According to a (very brief) article in China Car Times, Chinese automaker Geely is finally prepared to submit a bid to Ford Motor Company for Volvo. Geely's alleged offer: $293 million. A couple of weeks ago, sources were circulating a similar rumor, but with a figure of $2 billion attached. And back in June, our own Marty Padgett noted that Ford isn't likely to accept anything less than $3 billion. Needless to say, the situation is confusing.
Adding to the confusion -- and this could merely be a glitch in translation -- China Car Times reports that the Chinese government has given Geely "penultimate" approval to purchase Volvo from Ford, meaning that there's one more step in the process before Geely receives "ultimate" approval. (Yes, we have English majors on the TCC staff. Also: big dictionaries.)
Despite the conflicting rumors, the questions of language, and the lack of transparency in Chinese government -- not to mention Ford and Geely's reluctance to discuss negotiations -- we can surmise a couple of things:
- Geely really wants to purchase Volvo.
- Geely has the funds to purchase Volvo.
- The Chinese government is likely keener on Geely's purchase of Volvo than it is about the Sichuan Tengzhong Heavy Industrial Machinery Company's purchase of HUMMER. (Volvo has European cachet and a broad line of models, and it's a better match for China's zero-emissions ambitions.)
- A significant chunk of Ford's engineering comes from Volvo, and immediate separation from that would be Very Bad News for the Blue Oval.

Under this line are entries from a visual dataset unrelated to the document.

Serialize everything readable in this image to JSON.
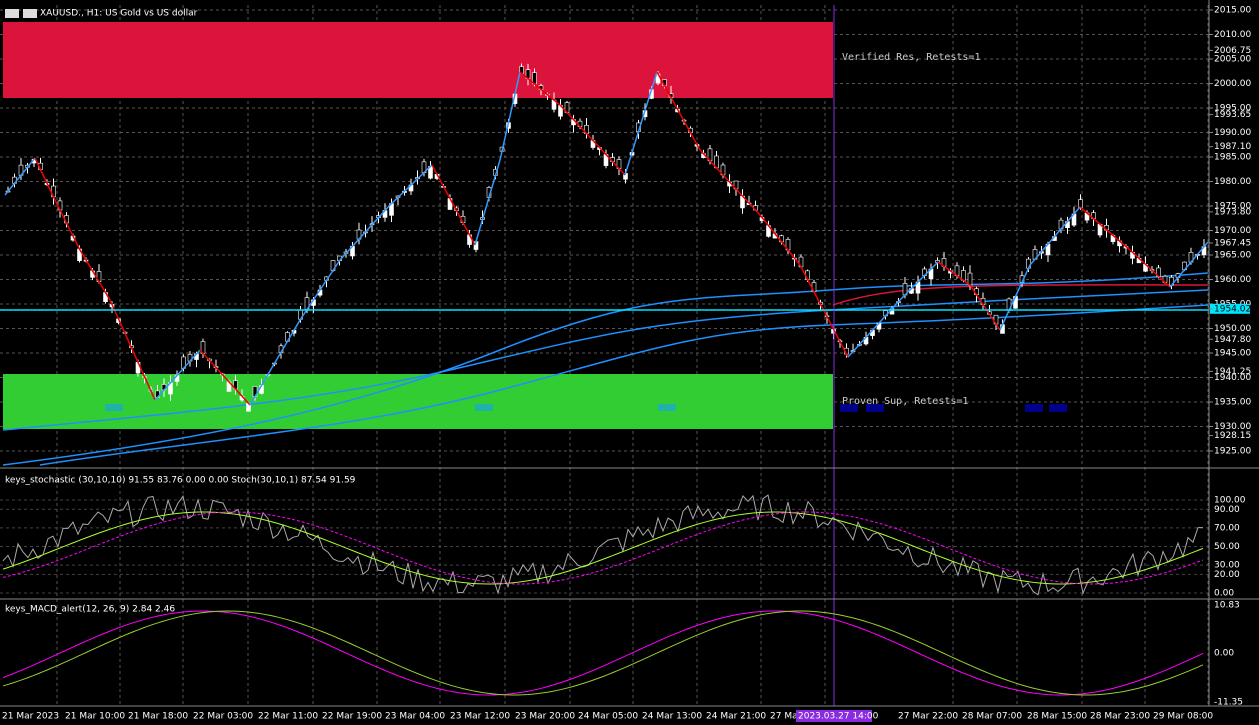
{
  "header": {
    "title": "XAUUSD., H1: US Gold vs US dollar"
  },
  "price_axis": {
    "labels": [
      "2015.00",
      "2010.00",
      "2006.75",
      "2005.00",
      "2000.00",
      "1995.00",
      "1993.65",
      "1990.00",
      "1987.10",
      "1985.00",
      "1980.00",
      "1975.00",
      "1973.80",
      "1970.00",
      "1967.45",
      "1965.00",
      "1960.00",
      "1955.00",
      "1954.02",
      "1950.00",
      "1947.80",
      "1945.00",
      "1941.25",
      "1940.00",
      "1935.00",
      "1930.00",
      "1928.15",
      "1925.00"
    ]
  },
  "zones": {
    "resistance": "Verified Res, Retests=1",
    "support": "Proven Sup, Retests=1"
  },
  "stochastic": {
    "title": "keys_stochastic (30,10,10) 91.55 83.76 0.00 0.00 Stoch(30,10,1) 87.54 91.59",
    "labels": [
      "100.00",
      "90.00",
      "70.00",
      "50.00",
      "30.00",
      "20.00",
      "0.00"
    ]
  },
  "macd": {
    "title": "keys_MACD_alert(12, 26, 9) 2.84 2.46",
    "labels": [
      "10.83",
      "0.00",
      "-11.35"
    ]
  },
  "time_axis": {
    "labels": [
      "21 Mar 2023",
      "21 Mar 10:00",
      "21 Mar 18:00",
      "22 Mar 03:00",
      "22 Mar 11:00",
      "22 Mar 19:00",
      "23 Mar 04:00",
      "23 Mar 12:00",
      "23 Mar 20:00",
      "24 Mar 05:00",
      "24 Mar 13:00",
      "24 Mar 21:00",
      "27 Ma",
      "27 Mar 22:00",
      "28 Mar 07:00",
      "28 Mar 15:00",
      "28 Mar 23:00",
      "29 Mar 08:00"
    ],
    "cursor": "2023.03.27 14:00"
  }
}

We've taken an informal poll of TCC staffers -- very informal -- and we think that a cash offer in the range of $300 million is doable, but it'll need to be paired with a substantial partnership agreement that keeps Ford in touch with Volvo and its precious, precious intellectual property for at least a couple of years. That way, Geely and China get a prestige mark, and Ford gets to keep its technology, realize a larger profit on the sale (cash paired with the value of partnership), and presumably a better understanding of the booming Chinese market.
But of course, there's still plenty of time for things to change.